Quattrocentoquattro potevano essere. Ma, alla fine, a Trapani ne sono arrivati decisamente di più di tifosi catanesi. Sciarpetta rossazzurra al collo, erano piene le vie intorno e gli spalti dello stadio Provinciale di Erice. Testimonianza di quanto plausibile poteva già essere in questa occasione concedere il permesso, alle due tifoserie, di vivere il derby fianco a fianco. Richiesta avanzata, a seguito della gran domanda di biglietti giunta da Catania, ma negata.
Granata è la muraglia eretta dai tifosi del Trapani, con tanti fogli colorati. La scritta Ti Amo, disegnata al centro della tribuna. Di rosso ed azzurro si colora il settore in cui hanno preso posto i tifosi del Catania. Il derby siciliano è questo. Rivalità in campo, sugli spalti: «Catania saluta Trapani» (striscione alzato ad inizio partita) e Trapani risponde battendo le mani. Primo tempo, due gol del Trapani. Secondo, due gol del Catania. Terzo tempo? A condividere insieme il pranzo, i commenti, le emozioni dei 90 minuti di gioco.

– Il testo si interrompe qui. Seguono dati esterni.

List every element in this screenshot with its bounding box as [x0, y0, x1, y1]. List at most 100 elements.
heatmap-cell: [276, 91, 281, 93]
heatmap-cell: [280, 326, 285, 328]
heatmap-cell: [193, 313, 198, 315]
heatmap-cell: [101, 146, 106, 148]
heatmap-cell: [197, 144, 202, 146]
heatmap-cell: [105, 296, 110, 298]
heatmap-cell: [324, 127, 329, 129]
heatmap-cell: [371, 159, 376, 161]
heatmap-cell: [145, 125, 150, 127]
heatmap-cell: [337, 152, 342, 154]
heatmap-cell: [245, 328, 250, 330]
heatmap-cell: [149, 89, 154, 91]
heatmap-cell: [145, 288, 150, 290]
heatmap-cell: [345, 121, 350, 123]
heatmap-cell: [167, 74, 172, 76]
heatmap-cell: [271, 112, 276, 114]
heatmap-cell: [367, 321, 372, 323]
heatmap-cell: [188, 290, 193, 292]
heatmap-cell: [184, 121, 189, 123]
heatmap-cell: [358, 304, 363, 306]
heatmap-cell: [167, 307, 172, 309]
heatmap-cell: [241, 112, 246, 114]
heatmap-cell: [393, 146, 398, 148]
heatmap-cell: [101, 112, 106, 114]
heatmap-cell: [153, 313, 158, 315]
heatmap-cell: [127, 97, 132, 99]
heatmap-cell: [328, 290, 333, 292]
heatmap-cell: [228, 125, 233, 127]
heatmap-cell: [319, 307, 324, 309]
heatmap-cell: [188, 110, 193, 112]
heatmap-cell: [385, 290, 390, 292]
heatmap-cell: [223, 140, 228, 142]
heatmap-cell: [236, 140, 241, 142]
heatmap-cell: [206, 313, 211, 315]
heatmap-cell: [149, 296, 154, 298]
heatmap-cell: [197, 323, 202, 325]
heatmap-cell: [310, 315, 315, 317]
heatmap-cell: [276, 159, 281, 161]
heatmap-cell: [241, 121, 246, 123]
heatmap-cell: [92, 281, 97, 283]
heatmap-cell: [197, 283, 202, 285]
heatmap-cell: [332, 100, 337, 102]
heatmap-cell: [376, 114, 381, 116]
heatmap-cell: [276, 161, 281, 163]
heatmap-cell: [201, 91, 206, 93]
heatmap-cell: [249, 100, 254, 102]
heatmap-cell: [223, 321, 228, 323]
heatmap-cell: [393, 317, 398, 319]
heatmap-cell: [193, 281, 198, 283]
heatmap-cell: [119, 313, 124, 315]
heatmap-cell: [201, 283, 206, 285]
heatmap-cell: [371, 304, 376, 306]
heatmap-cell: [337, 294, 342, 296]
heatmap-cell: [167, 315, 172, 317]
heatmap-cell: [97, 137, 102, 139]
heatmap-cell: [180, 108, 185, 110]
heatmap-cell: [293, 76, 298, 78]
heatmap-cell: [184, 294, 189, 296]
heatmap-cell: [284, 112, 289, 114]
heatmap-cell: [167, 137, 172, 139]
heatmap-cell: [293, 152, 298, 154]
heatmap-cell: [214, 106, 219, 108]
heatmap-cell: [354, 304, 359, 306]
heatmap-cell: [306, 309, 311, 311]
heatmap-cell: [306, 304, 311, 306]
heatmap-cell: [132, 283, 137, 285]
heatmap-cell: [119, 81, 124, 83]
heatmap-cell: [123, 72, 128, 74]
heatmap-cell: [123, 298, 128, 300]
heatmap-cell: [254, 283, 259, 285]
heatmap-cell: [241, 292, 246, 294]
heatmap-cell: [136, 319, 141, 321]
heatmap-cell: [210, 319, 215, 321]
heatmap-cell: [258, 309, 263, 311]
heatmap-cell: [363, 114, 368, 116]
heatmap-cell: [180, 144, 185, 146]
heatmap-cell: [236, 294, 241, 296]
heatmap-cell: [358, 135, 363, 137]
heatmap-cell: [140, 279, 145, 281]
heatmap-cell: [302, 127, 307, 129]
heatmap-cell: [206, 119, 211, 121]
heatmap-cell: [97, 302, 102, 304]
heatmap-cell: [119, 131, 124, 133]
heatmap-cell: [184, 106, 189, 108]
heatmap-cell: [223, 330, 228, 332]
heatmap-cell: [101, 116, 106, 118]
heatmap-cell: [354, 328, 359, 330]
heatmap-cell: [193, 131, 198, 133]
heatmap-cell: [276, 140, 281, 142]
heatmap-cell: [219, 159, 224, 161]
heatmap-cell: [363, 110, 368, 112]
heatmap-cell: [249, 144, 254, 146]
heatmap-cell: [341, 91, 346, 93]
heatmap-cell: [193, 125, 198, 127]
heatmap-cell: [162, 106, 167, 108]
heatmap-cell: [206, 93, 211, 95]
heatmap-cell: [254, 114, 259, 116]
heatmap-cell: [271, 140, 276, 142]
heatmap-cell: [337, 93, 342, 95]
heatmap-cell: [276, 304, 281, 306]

Per una volta, per molti tifosi una prima volta (mancava dagli anni 90’ il Trapani-Catania), derby siciliano non è sinonimo di incolumità a rischio, di sirene spiegate, di ospiti blindati in gabbia, e poi di insulti, odio e quant’altro ficcato a forza dentro il termine rivalità: che significa anzitutto rispetto e stima. Valori che fanno parte del calcio, gli ultimi. Altri, i primi, che nulla hanno a che vedere con quanto vuol definirsi sport.
Questa domenica, Trapani e Catania sono riusciti a dare l’esempio – anzitutto a sé stessi – di cosa significhi e quanto sia splendido vivere, insieme, una giornata di sport com’è il derby di Sicilia. Che poi, altro non è che una partita come potrebbero esserle tutte.